Comme dans de nombreux pays européens, la faille entre le gouvernement italien et les forces vives de la société civile se creuse jour après jour. En février 2024, la RAI a été au centre de mille polémiques parce que le rappeur italo-tunisien Ghali avait osé lancer, en référence à Gaza, le slogan « Stop au génocide » sur la scène du festival de la chanson de Sanremo. Beaucoup plus grave : le gouvernement Meloni vient d’adopter la « Loi sécurité » qui prévoit une criminalisation des manifestations pacifiques.
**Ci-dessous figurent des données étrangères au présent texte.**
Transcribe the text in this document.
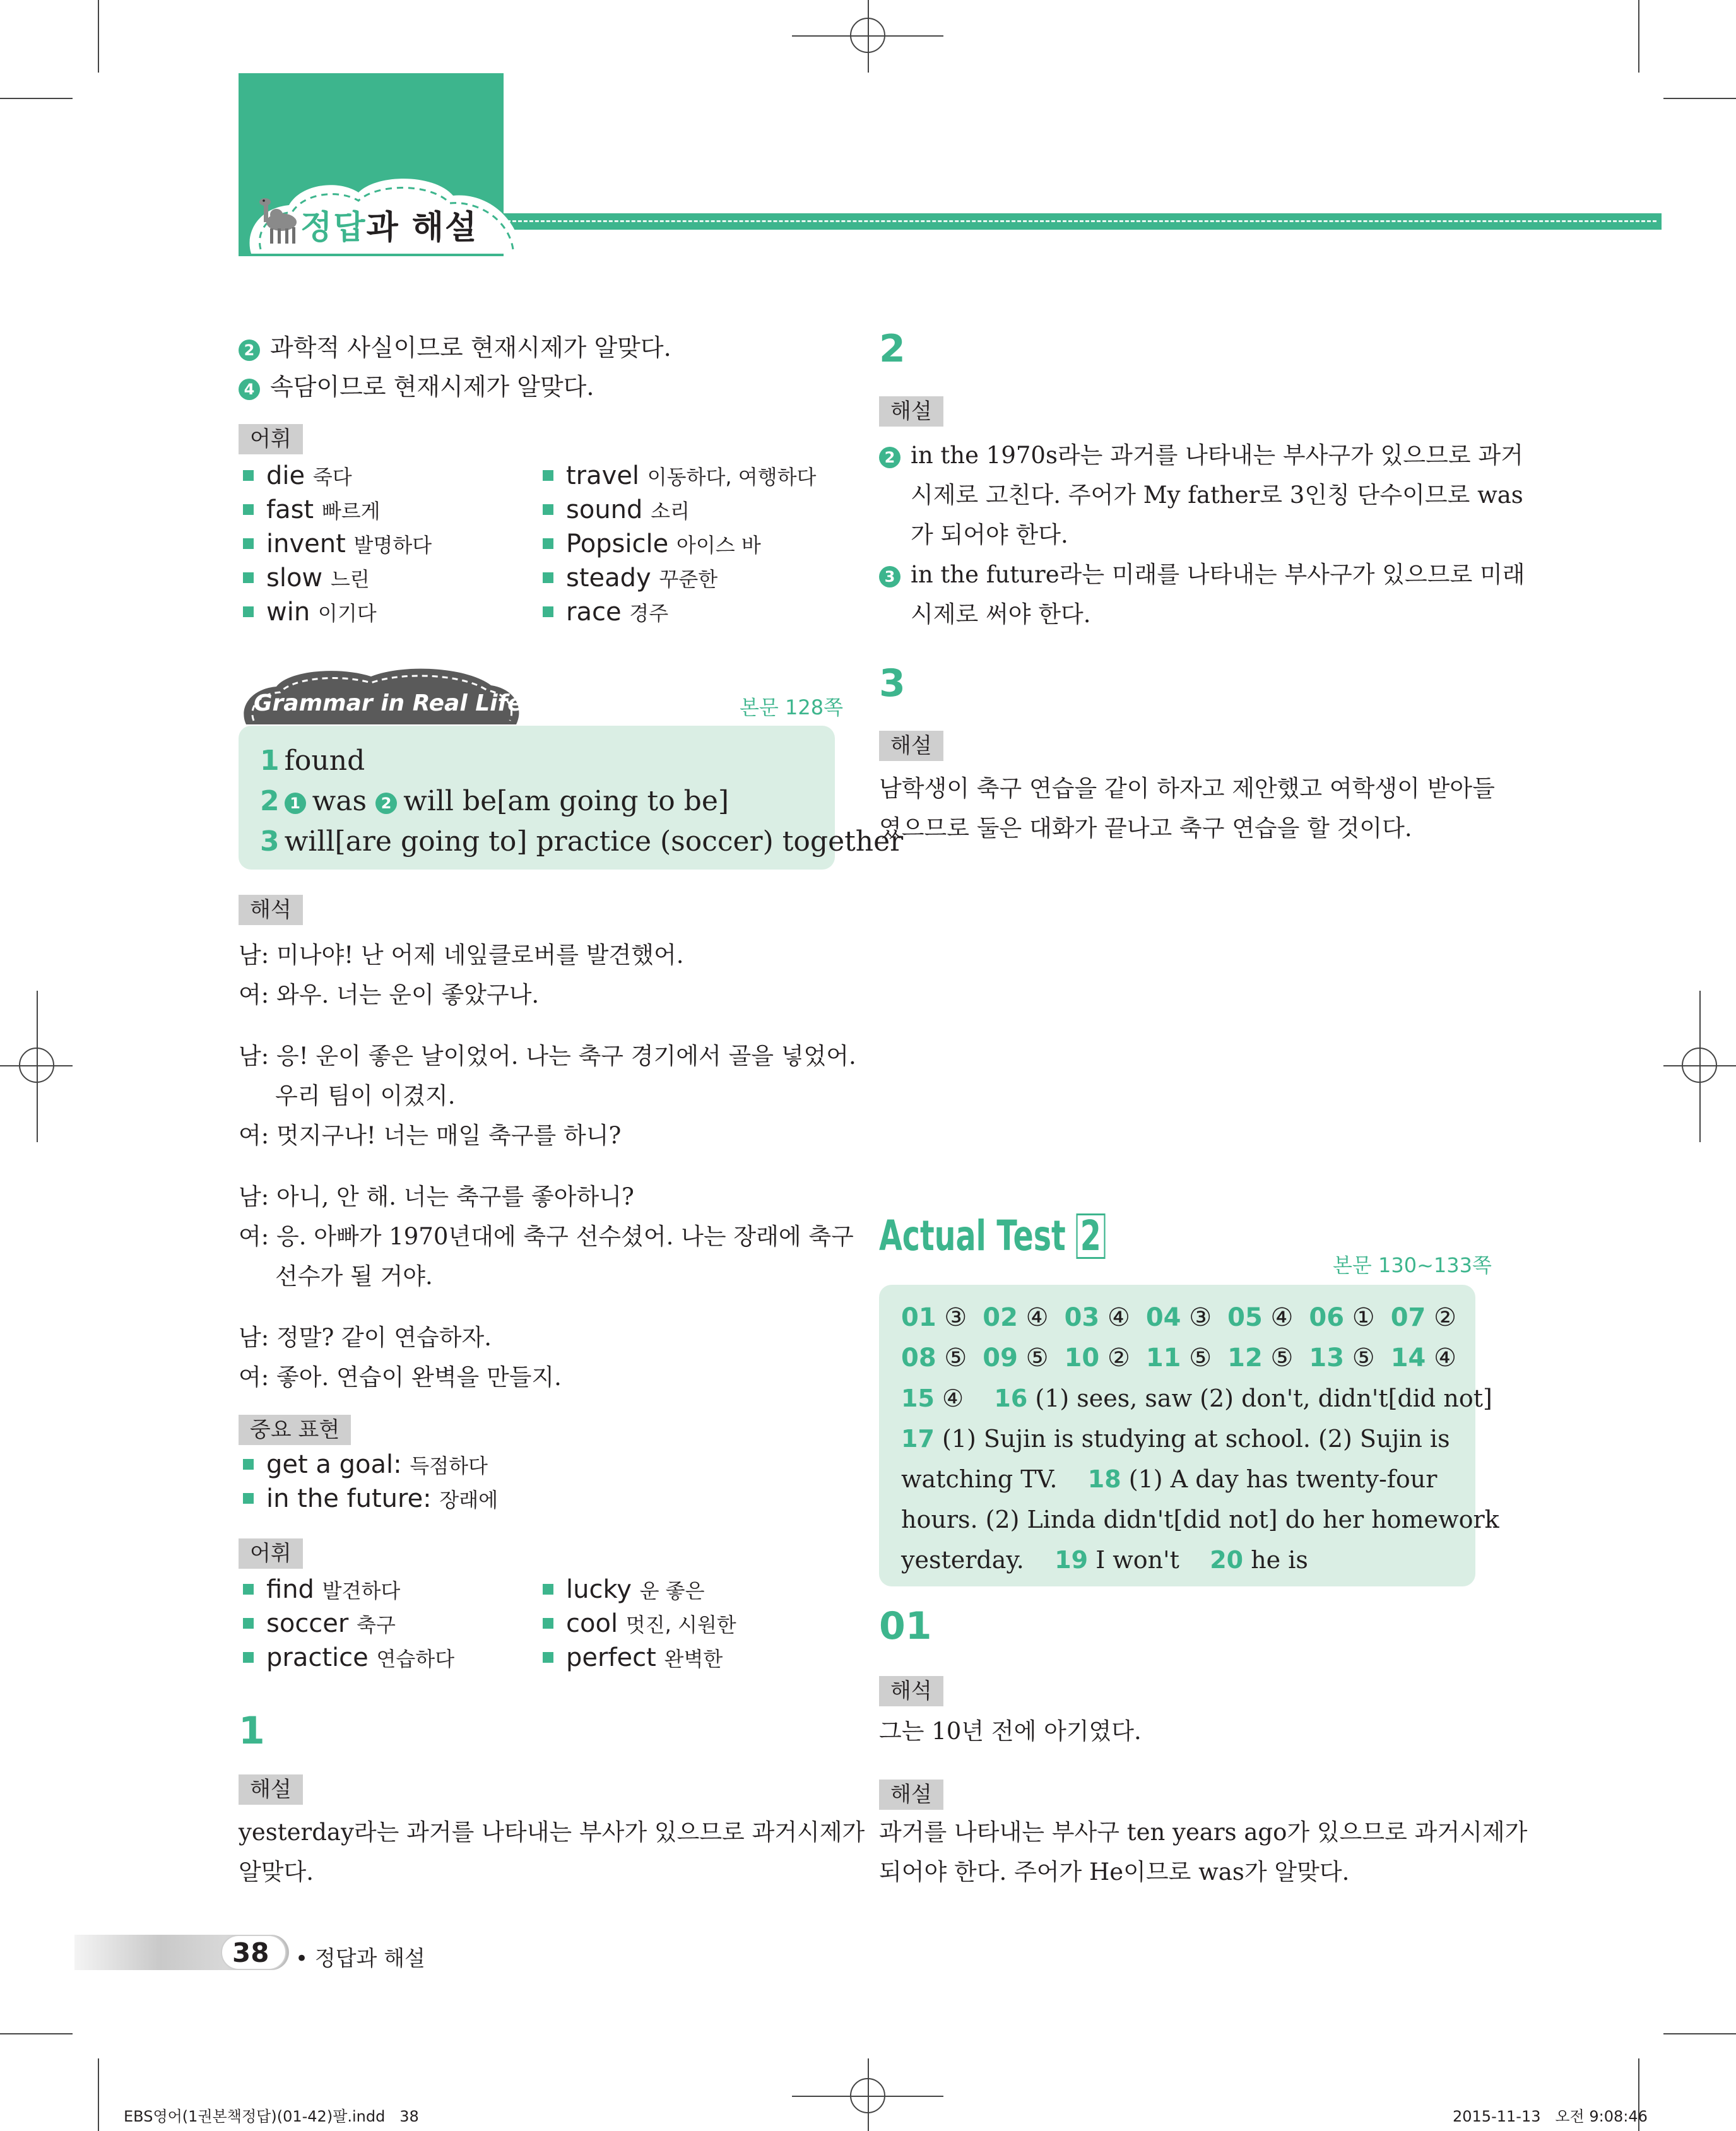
정답과 해설
2 과학적 사실이므로 현재시제가 알맞다.
4 속담이므로 현재시제가 알맞다.
어휘
die 죽다
fast 빠르게
invent 발명하다
slow 느린
win 이기다
travel 이동하다, 여행하다
sound 소리
Popsicle 아이스 바
steady 꾸준한
race 경주
Grammar in Real Life	본문 128쪽
1 found
2 1 was 2 will be[am going to be]
3 will[are going to] practice (soccer) together
해석
남: 미나야! 난 어제 네잎클로버를 발견했어.
여: 와우. 너는 운이 좋았구나.
남: 응! 운이 좋은 날이었어. 나는 축구 경기에서 골을 넣었어.
우리 팀이 이겼지.
여: 멋지구나! 너는 매일 축구를 하니?
남: 아니, 안 해. 너는 축구를 좋아하니?
여: 응. 아빠가 1970년대에 축구 선수셨어. 나는 장래에 축구
선수가 될 거야.
남: 정말? 같이 연습하자.
여: 좋아. 연습이 완벽을 만들지.
중요 표현
get a goal: 득점하다
in the future: 장래에
어휘
find 발견하다
soccer 축구
practice 연습하다
lucky 운 좋은
cool 멋진, 시원한
perfect 완벽한
1
해설
yesterday라는 과거를 나타내는 부사가 있으므로 과거시제가
알맞다.
2
해설
2 in the 1970s라는 과거를 나타내는 부사구가 있으므로 과거
시제로 고친다. 주어가 My father로 3인칭 단수이므로 was
가 되어야 한다.
3 in the future라는 미래를 나타내는 부사구가 있으므로 미래
시제로 써야 한다.
3
해설
남학생이 축구 연습을 같이 하자고 제안했고 여학생이 받아들
였으므로 둘은 대화가 끝나고 축구 연습을 할 것이다.
Actual Test 2
본문 130~133쪽
01 ③ 02 ④ 03 ④ 04 ③ 05 ④ 06 ① 07 ②
08 ⑤ 09 ⑤ 10 ② 11 ⑤ 12 ⑤ 13 ⑤ 14 ④
15 ④ 16 (1) sees, saw (2) don't, didn't[did not]
17 (1) Sujin is studying at school. (2) Sujin is
watching TV. 18 (1) A day has twenty-four
hours. (2) Linda didn't[did not] do her homework
yesterday. 19 I won't 20 he is
01
해석
그는 10년 전에 아기였다.
해설
과거를 나타내는 부사구 ten years ago가 있으므로 과거시제가
되어야 한다. 주어가 He이므로 was가 알맞다.
38 • 정답과 해설
EBS영어(1권본책정답)(01-42)팔.indd   38	2015-11-13   오전 9:08:46
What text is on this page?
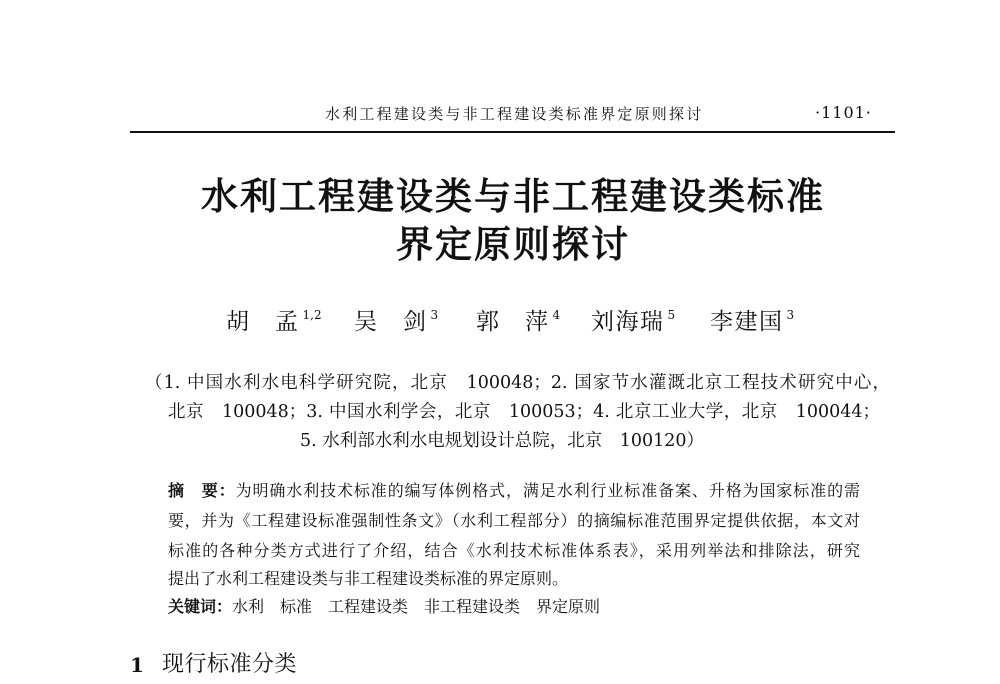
水利工程建设类与非工程建设类标准界定原则探讨	·1101·
水利工程建设类与非工程建设类标准
界定原则探讨
胡　孟 $^{1,2}$ 吴　剑 $^3$ 郭　萍 $^4$ 刘海瑞 $^5$ 李建国 $^3$
（1. 中国水利水电科学研究院，北京　100048；2. 国家节水灌溉北京工程技术研究中心，
北京　100048；3. 中国水利学会，北京　100053；4. 北京工业大学，北京　100044；
5. 水利部水利水电规划设计总院，北京　100120）
摘　要：为明确水利技术标准的编写体例格式，满足水利行业标准备案、升格为国家标准的需
要，并为《工程建设标准强制性条文》（水利工程部分）的摘编标准范围界定提供依据，本文对
标准的各种分类方式进行了介绍，结合《水利技术标准体系表》，采用列举法和排除法，研究
提出了水利工程建设类与非工程建设类标准的界定原则。
关键词：水利　标准　工程建设类　非工程建设类　界定原则
1 现行标准分类
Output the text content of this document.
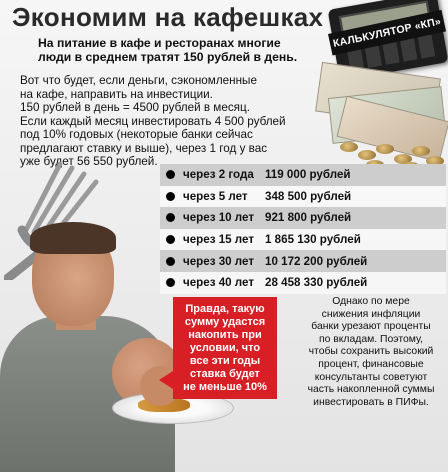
КАЛЬКУЛЯТОР «КП»
Экономим на кафешках
На питание в кафе и ресторанах многие
люди в среднем тратят 150 рублей в день.
Вот что будет, если деньги, сэкономленные
на кафе, направить на инвестиции.
150 рублей в день = 4500 рублей в месяц.
Если каждый месяц инвестировать 4 500 рублей
под 10% годовых (некоторые банки сейчас
предлагают ставку и выше), через 1 год у вас
уже будет 56 550 рублей.
через 2 года 119 000 рублей
через 5 лет	348 500 рублей
через 10 лет 921 800 рублей
через 15 лет 1 865 130 рублей
через 30 лет 10 172 200 рублей
через 40 лет 28 458 330 рублей
Правда, такую
сумму удастся
накопить при
условии, что
все эти годы
ставка будет
не меньше 10%
Однако по мере
снижения инфляции
банки урезают проценты
по вкладам. Поэтому,
чтобы сохранить высокий
процент, финансовые
консультанты советуют
часть накопленной суммы
инвестировать в ПИФы.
Même les migrants sont visés : ils/elles ne pourront plus se procurer de carte SIM sans titre de séjour. Enfin tous rassemblements festifs, tels que les « rave parties » sont interdits, avec des sanctions pouvant aller jusqu’à six ans de prison pour les organisateurs. Cette loi avait été programmée précisément au lendemain d’une manifestation lycéenne à Florence, en soutien à la Palestine, qui avait dégénéré en matraquage policier d’une rare violence, des actes de répression fermement condamnés par le président de la république italienne Sergio Mattarella : « avec les jeunes, les matraques sont l’expression d’un échec » s’était-il insurgé.
Notes:
En novembre 2024, la Cour pénale internationale (CPI) a émis des mandats d’arrêts à l’encontre du Premier ministre israélien, Benyamin Netanyahou, et de l’ancien ministre de la Défense, Yoav Gallant.
Les termes “crime de guerre” et “crime contre l’humanité” sont régulièrement évoqués pour dénoncer ce qui se passe à Gaza depuis octobre 2023. Les crimes de guerre sont définis par le droit international (Conventions de Genève) comme des violations graves du droit humanitaire pendant un conflit armé, tels que :
Le bombardement massif de zones civiles densément peuplées, entraînant des milliers de morts, notamment d’enfants.
Le siège total imposé à Gaza (coupure d’eau, d’électricité, de carburant)
L’attaque de structures protégées comme les hôpitaux, les écoles, ou les camps de réfugiés.
Un crime contre l’humanité est un acte délibéré et généralisé, voire systématique, dirigé contre une population civile (meurtre, extermination, persécution, transfert forcé, etc.), tels que :
L’ampleur des attaques, la destruction systématique des infrastructures, et la déshumanisation du discours politique pourraient relever de cette catégorie.
Le déplacement forcé de centaines de milliers de personnes à Gaza est un élément justifiant cette qualification.